Vulnerability Disclosure Policy

Guidelines for reporting security vulnerabilities

At Ecrio, we are committed to keeping our systems, network and product(s) secure. Despite the measures we take, the presence of vulnerabilities will always be possible. When such vulnerabilities are found, we’d like to learn of them as soon as possible, allowing us to take swift action to shore up our security.

Ecrio’s Responsible Disclosure Policy allows for researchers / hackers to search for vulnerabilities, as long as you don’t:

  • make changes to a system
  • install malware of any kind
  • social engineer our personnel or customers (including phishing)
  • execute or attempt to execute a Denial of Service
  • scan or run tests in a manner that would degrade the operation of the service or negatively affect our customers in any way
  • run tests on third party applications, websites or services that integrate with Ecrio

Breaching the above restrictions may result in Ecrio launching an investigation and/or taking legal action to the rights of Ecrio or that of our partners and customers.

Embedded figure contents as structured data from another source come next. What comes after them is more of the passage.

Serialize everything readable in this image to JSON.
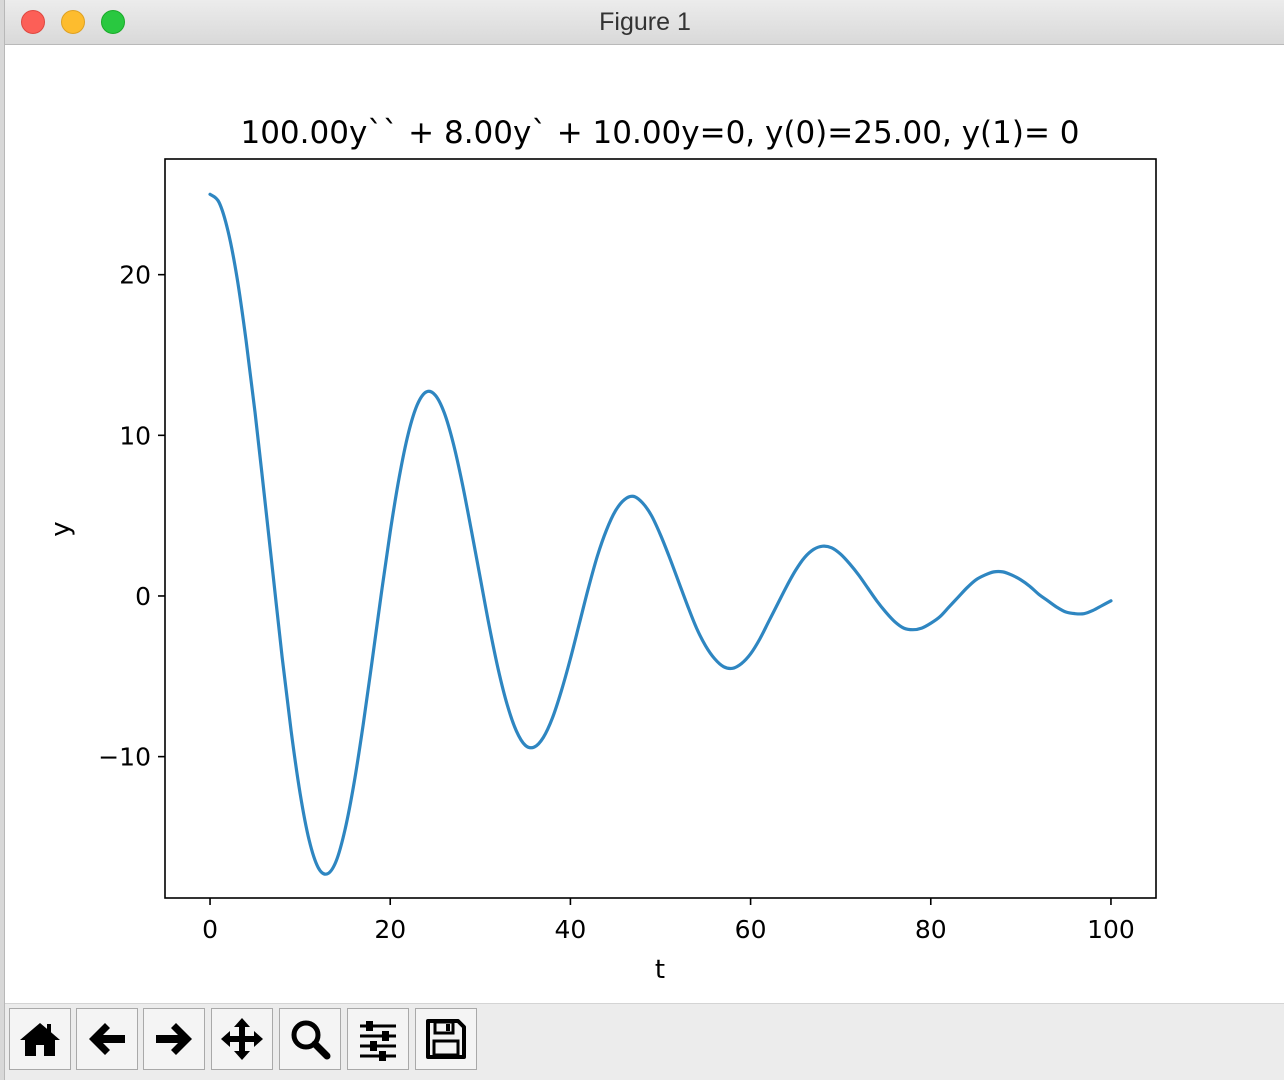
{
  "window": {
    "title": "Figure 1"
  },
  "toolbar": {
    "buttons": [
      {
        "icon": "home-icon",
        "name": "home-button"
      },
      {
        "icon": "arrow-left-icon",
        "name": "back-button"
      },
      {
        "icon": "arrow-right-icon",
        "name": "forward-button"
      },
      {
        "icon": "move-icon",
        "name": "pan-button"
      },
      {
        "icon": "zoom-icon",
        "name": "zoom-button"
      },
      {
        "icon": "sliders-icon",
        "name": "configure-subplots-button"
      },
      {
        "icon": "save-icon",
        "name": "save-button"
      }
    ]
  },
  "chart_data": {
    "type": "line",
    "title": "100.00y`` + 8.00y` + 10.00y=0, y(0)=25.00, y(1)= 0",
    "xlabel": "t",
    "ylabel": "y",
    "xlim": [
      -5,
      105
    ],
    "ylim": [
      -18.8,
      27.2
    ],
    "xticks": [
      0,
      20,
      40,
      60,
      80,
      100
    ],
    "xtick_labels": [
      "0",
      "20",
      "40",
      "60",
      "80",
      "100"
    ],
    "yticks": [
      -10,
      0,
      10,
      20
    ],
    "ytick_labels": [
      "−10",
      "0",
      "10",
      "20"
    ],
    "grid": false,
    "legend": "none",
    "color": "#2e86c1",
    "series": [
      {
        "x": [
          0,
          1,
          2,
          3,
          4,
          5,
          6,
          7,
          8,
          9,
          10,
          11,
          12,
          13,
          14,
          15,
          16,
          17,
          18,
          19,
          20,
          21,
          22,
          23,
          24,
          25,
          26,
          27,
          28,
          29,
          30,
          31,
          32,
          33,
          34,
          35,
          36,
          37,
          38,
          39,
          40,
          41,
          42,
          43,
          44,
          45,
          46,
          47,
          48,
          49,
          50,
          51,
          52,
          53,
          54,
          55,
          56,
          57,
          58,
          59,
          60,
          61,
          62,
          63,
          64,
          65,
          66,
          67,
          68,
          69,
          70,
          71,
          72,
          73,
          74,
          75,
          76,
          77,
          78,
          79,
          80,
          81,
          82,
          83,
          84,
          85,
          86,
          87,
          88,
          89,
          90,
          91,
          92,
          93,
          94,
          95,
          96,
          97,
          98,
          99,
          100
        ],
        "y": [
          25.0,
          24.5,
          22.7,
          19.8,
          15.9,
          11.4,
          6.4,
          1.3,
          -3.8,
          -8.4,
          -12.3,
          -15.2,
          -16.9,
          -17.3,
          -16.5,
          -14.5,
          -11.6,
          -8.0,
          -4.0,
          0.1,
          4.0,
          7.4,
          10.1,
          11.9,
          12.7,
          12.5,
          11.4,
          9.5,
          7.0,
          4.1,
          1.1,
          -1.9,
          -4.6,
          -6.8,
          -8.4,
          -9.3,
          -9.4,
          -8.8,
          -7.6,
          -5.9,
          -3.9,
          -1.7,
          0.5,
          2.5,
          4.1,
          5.3,
          6.0,
          6.2,
          5.8,
          5.0,
          3.8,
          2.4,
          0.9,
          -0.6,
          -2.0,
          -3.1,
          -3.9,
          -4.4,
          -4.5,
          -4.2,
          -3.6,
          -2.7,
          -1.6,
          -0.5,
          0.6,
          1.6,
          2.4,
          2.9,
          3.1,
          3.0,
          2.6,
          2.0,
          1.3,
          0.5,
          -0.3,
          -1.0,
          -1.6,
          -2.0,
          -2.1,
          -2.0,
          -1.7,
          -1.3,
          -0.7,
          -0.1,
          0.5,
          1.0,
          1.3,
          1.5,
          1.5,
          1.3,
          1.0,
          0.6,
          0.1,
          -0.3,
          -0.7,
          -1.0,
          -1.1,
          -1.1,
          -0.9,
          -0.6,
          -0.3
        ]
      }
    ]
  }
}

Please read the guidelines carefully before attempting discovery and submitting any reports. We reserve the right to not respond to bug reports that clearly are defined as out of scope.

Report

If you do discover a vulnerability, please contact us as soon as possible by sending an email to info@ecrio.com with the subject line “Vulnerability Disclosure”

What we ask of you:

  • Submit your vulnerability report as soon as possible after discovery
  • Do not abuse or exploit discovered vulnerabilities in any way for any purpose
  • Do not share discovered vulnerabilities with any entities or persons other than Ecrio and its employees until after Ecrio has confirmed the vulnerability has been resolved
  • Provide us with adequate information to enable us to investigate the vulnerability properly (to be able to investigate properly, we will need to be able to efficiently reproduce your steps)
  • Provide us with information required to contact you (at least telephone number or email address)

What we promise:

  • We will respond to your report within 5 business days of receipt, with our evaluation of the report and an expected resolution date.
  • We will keep you regularly informed of our progress toward resolving the vulnerability.
  • If you have followed the above instructions, we will not take any legal action against you regarding the report.

The following template can be used when submitting a vulnerability:

# Description

[Description of the identified vulnerability]

# Steps to reproduce

  1. Step 1
  2. Step 2

# Impact

[What could an attacker achieve by exploiting the vulnerability]

Any report submitted in relation to this Responsible Disclosure Policy will be handled with great care with regards to the privacy of the reporter. We will not share your personal information with third parties without your permission, unless we are legally required to do so.